L’auteur dont on connaît son opposition à toute sorte d’enfermement assure d’une plume parfois argotique mais le plus souvent teintée de prose et de poésie. Si, si ! Abdel-Hafed Benotman a une plume magnifique ciselée et de temps à autre qui se faufile comme cela à brûle pourpoint  dans le lyrisme. Pourtant pas évident de manier l’exercice quand la trame du livre annonce une satire grinçante du milieu carcéral, de ses causes à effets, de son immobilisme et de ses injustices.
L’auteur nous emmène avec lui dans sa contestation du système en place au sein de la « zonzon ». Enfin ce roman est hautement autobiographique même si l’auteur assure en début de pages que les personnages sont purement fictifs. Dans certaines situations Nadine est bel et bien Francine et Dan notre feu Hafed.

Enfin pour conclure, chers lectrices, lecteurs de CCBDL, si ce résumé de ce roman  ne vous a pas convaincu, je vous propose de lire la dédicace que m’avait gratifié Abdel-Hafed Benotman sur la première page de cette marche de nuit. C’est d’une beauté….

” POUR BRUNO
Voila l’histoire d’une femme en lutte qui a besoin de la lumière de tous pour avancer dans le noir.
Merci de l’éclairer d’un peu de fraternité.
AMICALEMENT.

Hafed.”

Bonne lecture.

Bruno

EXTRAIT :

« Jadis, du temps d’avant les exécutions dans les couloirs de la mort, dans le sud profond des Etats-Unis, on pendait les Noirs et on y mettait le feu. Aujourd’hui dans le centre-ville de la capitale de la France, on les étrangle socialement, pendus économiquement, et ils finissent brûlés vifs hommes femmes et enfants dans des logements de misère. »

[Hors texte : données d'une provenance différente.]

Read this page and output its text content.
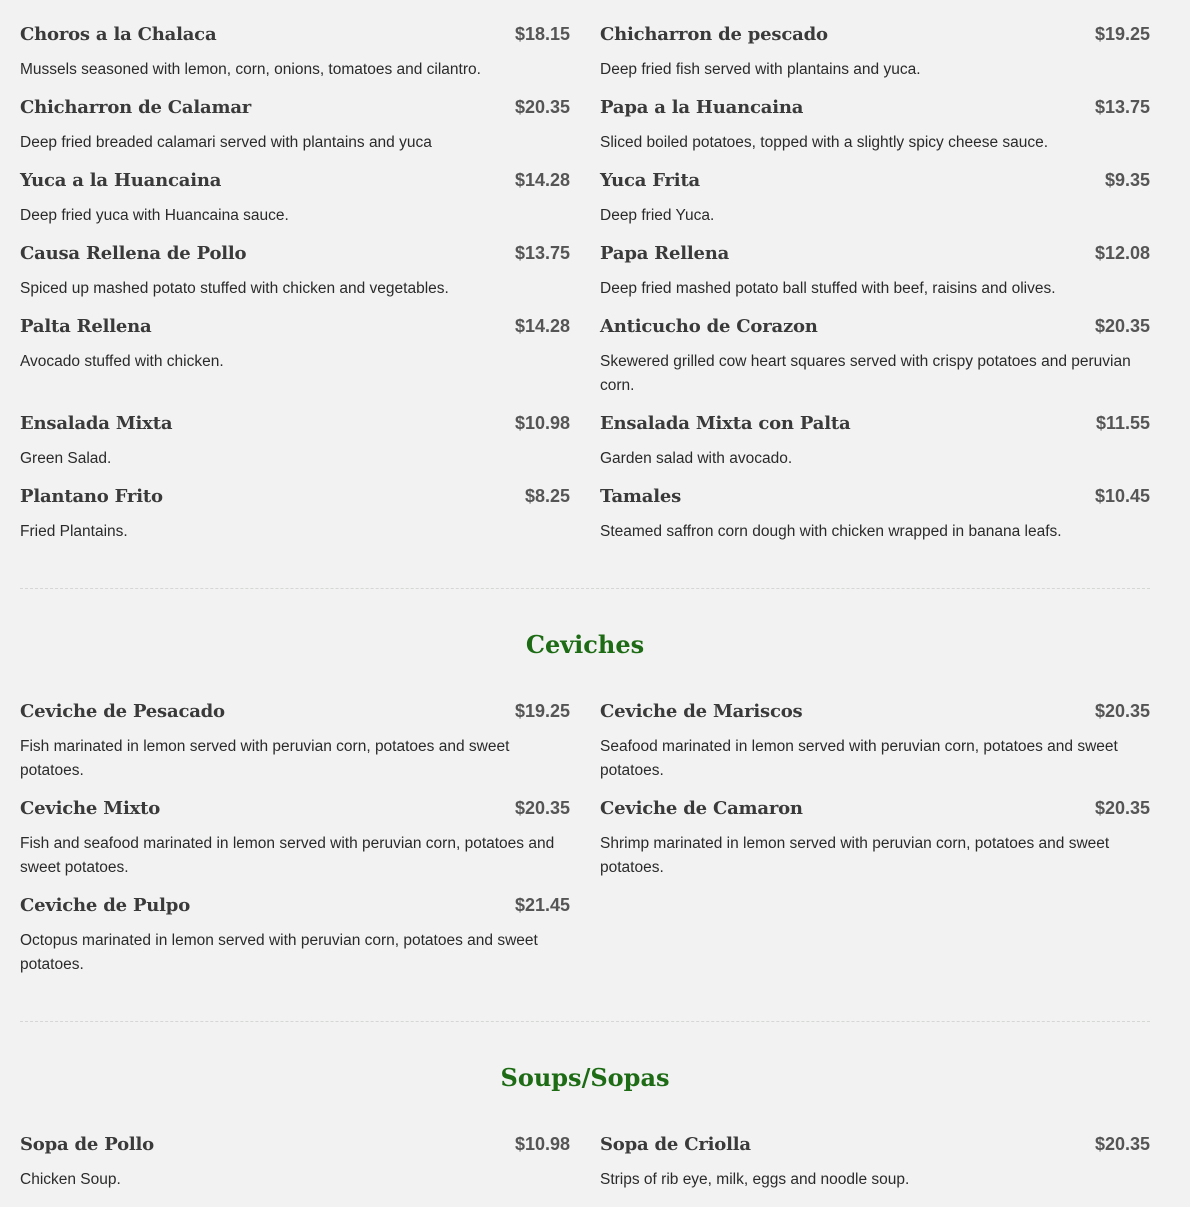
Choros a la Chalaca	$18.15
Mussels seasoned with lemon, corn, onions, tomatoes and cilantro.
Chicharron de pescado	$19.25
Deep fried fish served with plantains and yuca.
Chicharron de Calamar	$20.35
Deep fried breaded calamari served with plantains and yuca
Papa a la Huancaina	$13.75
Sliced boiled potatoes, topped with a slightly spicy cheese sauce.
Yuca a la Huancaina	$14.28
Deep fried yuca with Huancaina sauce.
Yuca Frita	$9.35
Deep fried Yuca.
Causa Rellena de Pollo	$13.75
Spiced up mashed potato stuffed with chicken and vegetables.
Papa Rellena	$12.08
Deep fried mashed potato ball stuffed with beef, raisins and olives.
Palta Rellena	$14.28
Avocado stuffed with chicken.
Anticucho de Corazon	$20.35
Skewered grilled cow heart squares served with crispy potatoes and peruvian corn.
Ensalada Mixta	$10.98
Green Salad.
Ensalada Mixta con Palta	$11.55
Garden salad with avocado.
Plantano Frito	$8.25
Fried Plantains.
Tamales	$10.45
Steamed saffron corn dough with chicken wrapped in banana leafs.
Ceviches
Ceviche de Pesacado	$19.25
Fish marinated in lemon served with peruvian corn, potatoes and sweet potatoes.
Ceviche de Mariscos	$20.35
Seafood marinated in lemon served with peruvian corn, potatoes and sweet potatoes.
Ceviche Mixto	$20.35
Fish and seafood marinated in lemon served with peruvian corn, potatoes and sweet potatoes.
Ceviche de Camaron	$20.35
Shrimp marinated in lemon served with peruvian corn, potatoes and sweet potatoes.
Ceviche de Pulpo	$21.45
Octopus marinated in lemon served with peruvian corn, potatoes and sweet potatoes.
Soups/Sopas
Sopa de Pollo	$10.98
Chicken Soup.
Sopa de Criolla	$20.35
Strips of rib eye, milk, eggs and noodle soup.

  • *MAF .La prison de Fleury Mérogis est composée de cette manière, la Maison d’Arrêts des Femmes  et celle des Hommes. C’est lors d’un transport en fourgon cellulaire que Dan aura le temps de noter le n° d’écrou de Nadine sur sa main.
  • ** Le terme boîte  (par exemple Mathilda est boîte) est employé à multiples reprises par l’auteur. Lien : http://www.languefrancaise.net/bob/detail.php?id=8687
  • *** L’auteur a séjourné plusieurs fois en milieu carcéral et nous délivre un fascinant état des lieux.